La medicina di oggi è fatta anche di rapporti diplomatici e di terapie personalizzate. È la storia che ha coinvolto un bimbo ucraino a causa di una malattia molto grave del midollo osseo, l’aplasia midollare, che gli impediva di produrre i componenti fondamentali del sangue (globuli rossi, bianchi e piastrine). La vita del piccolo dipendeva da trasfusioni da tre anni, avendo ricevuto la diagnosi all’età di cinque.
Lo scoppio della guerra in Ucraina ha fatto in modo che il piccolo con la famiglia (la madre e la sorellina) arrivasse a Genova nel 2022, dove ha cominciato a ricevere le cure per la sua malattia e per un’epatite C cronica che stava aggredendo il suo fegato. Un quadro clinico complicato, che gli specialisti del Gaslini hanno affrontato con la clinica gastroenterologica del San Martino.
Prima di curare la malattia del midollo osseo del bimbo ucraino, era necessario eradicare l’epatite C
«Nel giugno 2022 ci ha contattato ospedale Gaslini per il trattamento dell’epatite cronica di questo bambino», ha raccontato Edoardo Giannini, direttore della clinica, «affetto da una rara forma di aplasia midollare che lo rendeva completamente dipendente dalle emotrasfusioni. Probabilmente è proprio da una trasfusione che ha contratto il virus, che di fatto non è presente in Italia a livello infantile. Per curare la sua malattia il bimbo necessitava di un trapianto di cellule staminali emopoietiche, ma il trattamento era possibile solo dopo aver eradicato l’epatite».
Fino a non molto tempo fa, l’epatite di tipo C era considerata una malattia non curabile. Prima del 2011 il trattamento si basava su un cocktail di farmaci che però creava numerosi effetti collaterali e si rivelava efficace solo nel 40-50% dei casi. Oggi i trattamenti sono diversi e con risultati migliori, tuttavia la disponibilità dei farmaci dipende dal genotipo del virus HCV in questione.
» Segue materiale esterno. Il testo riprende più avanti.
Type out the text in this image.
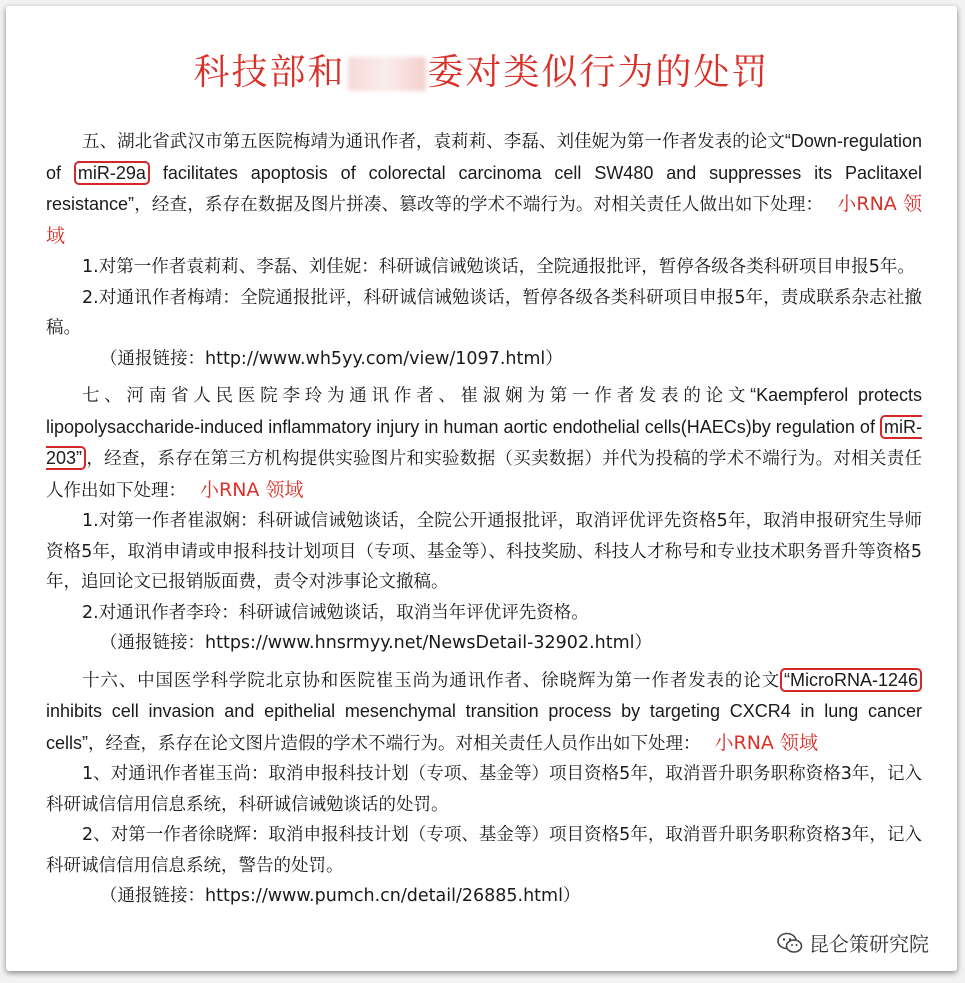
科技部和 委对类似行为的处罚

五、湖北省武汉市第五医院梅靖为通讯作者，袁莉莉、李磊、刘佳妮为第一作者发表的论文“Down-regulation of miR-29a facilitates apoptosis of colorectal carcinoma cell SW480 and suppresses its Paclitaxel resistance”，经查，系存在数据及图片拼凑、篡改等的学术不端行为。对相关责任人做出如下处理： 小RNA 领域

1.对第一作者袁莉莉、李磊、刘佳妮：科研诚信诫勉谈话，全院通报批评，暂停各级各类科研项目申报5年。

2.对通讯作者梅靖：全院通报批评，科研诚信诫勉谈话，暂停各级各类科研项目申报5年，责成联系杂志社撤稿。

（通报链接：http://www.wh5yy.com/view/1097.html）

七、河南省人民医院李玲为通讯作者、崔淑娴为第一作者发表的论文“Kaempferol protects lipopolysaccharide-induced inflammatory injury in human aortic endothelial cells(HAECs)by regulation of miR-203” ，经查，系存在第三方机构提供实验图片和实验数据（买卖数据）并代为投稿的学术不端行为。对相关责任人作出如下处理： 小RNA 领域

1.对第一作者崔淑娴：科研诚信诫勉谈话，全院公开通报批评，取消评优评先资格5年，取消申报研究生导师资格5年，取消申请或申报科技计划项目（专项、基金等）、科技奖励、科技人才称号和专业技术职务晋升等资格5年，追回论文已报销版面费，责令对涉事论文撤稿。

2.对通讯作者李玲：科研诚信诫勉谈话，取消当年评优评先资格。

（通报链接：https://www.hnsrmyy.net/NewsDetail-32902.html）

十六、中国医学科学院北京协和医院崔玉尚为通讯作者、徐晓辉为第一作者发表的论文 “MicroRNA-1246 inhibits cell invasion and epithelial mesenchymal transition process by targeting CXCR4 in lung cancer cells”，经查，系存在论文图片造假的学术不端行为。对相关责任人员作出如下处理： 小RNA 领域

1、对通讯作者崔玉尚：取消申报科技计划（专项、基金等）项目资格5年，取消晋升职务职称资格3年，记入科研诚信信用信息系统，科研诚信诫勉谈话的处罚。

2、对第一作者徐晓辉：取消申报科技计划（专项、基金等）项目资格5年，取消晋升职务职称资格3年，记入科研诚信信用信息系统，警告的处罚。

（通报链接：https://www.pumch.cn/detail/26885.html）

昆仑策研究院
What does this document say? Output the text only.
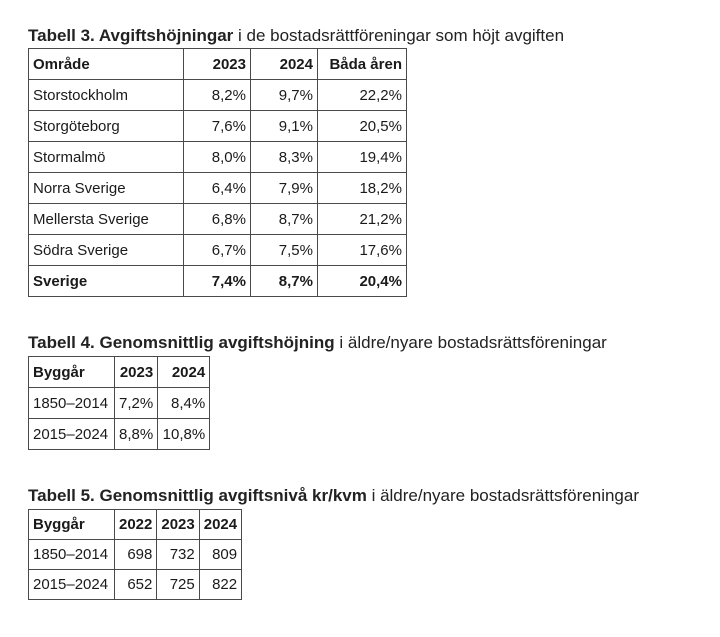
Tabell 3. Avgiftshöjningar i de bostadsrättföreningar som höjt avgiften
Område	2023	2024	Båda åren
Storstockholm	8,2%	9,7%	22,2%
Storgöteborg	7,6%	9,1%	20,5%
Stormalmö	8,0%	8,3%	19,4%
Norra Sverige	6,4%	7,9%	18,2%
Mellersta Sverige	6,8%	8,7%	21,2%
Södra Sverige	6,7%	7,5%	17,6%
Sverige	7,4%	8,7%	20,4%
Tabell 4. Genomsnittlig avgiftshöjning i äldre/nyare bostadsrättsföreningar
Byggår	2023	2024
1850–2014	7,2%	8,4%
2015–2024	8,8%	10,8%
Tabell 5. Genomsnittlig avgiftsnivå kr/kvm i äldre/nyare bostadsrättsföreningar
Byggår	2022	2023	2024
1850–2014	698	732	809
2015–2024	652	725	822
Nel caso del bambino ucraino, il farmaco adeguato non era disponibile per il suo ceppo infettivo.
«In Italia esiste un accordo tra l’Aifa e la Gilead Sciences, l’azienda farmaceutica che lo produce, perché forniscano una certa quantità di un farmaco adatto per un diverso genotipo», ha spiegato Giannini, che in passato ha ricoperto il ruolo di segretario dell’Associazione italiana per lo studio del fegato. «Ho provveduto a contattare l’azienda chiedendo di fornire il farmaco a un prezzo simbolico, pressoché gratis, per tutta la durata del trattamento. E loro hanno accettato».
Giannini ha sostenuto per lungo tempo la battaglia per ottenere l’universalità delle cure per l’epatite C
«Trovo che questo caso rappresenti, al di fuori delle considerazioni relative alla provenienza geografica del bambino in un periodo così tragico, un bell’esempio di collaborazione tra i due Irccs, favoriti anche dal supporto disinteressato di privati», ha commentato Giannini. «Questo è stato un caso particolarmente complesso, se pensiamo che è piuttosto raro per noi trattare pazienti con epatite C in età infantile. Grazie al grande lavoro congiunto delle nostre équipe abbiamo donato a questo bambino una nuova vita».
Grazie al suo diretto interessamento, il bimbo ucraino ha così potuto sottoporsi alla terapia antivirale per circa tre mesi. Dopo un periodo di tempo analogo per i test di controllo, il Gaslini ha potuto constatare l’eradicazione completa dell’infezione e si è potuto procedere con il trapianto di cellule staminali ematopoietiche al Gaslini.
Dopo la distruzione delle cellule midollari del paziente, la procedura consiste nell’infondere per via endovenosa (in maniera del tutto simile a una normale trasfusione) di cellule staminali prelevate da un donatore compatibile. Queste cellule riescono a trovare da sole la strada per colonizzare la sede ossea di loro competenza e iniziare a produrre i normali elementi cellulari del sangue.
Il decorso post-trapianto è stato molto buono e il piccolo non ha presentato particolari tossicità, tanto che i medici del Gaslini hanno potuto sospendere la terapia immunosoppressiva a giugno di quest’anno. Il giovane paziente, d’ora in poi, potrà vivere una vita ordinaria come gli altri bambini di otto anni senza doversi più sottoporre a continue trasfusioni di sangue.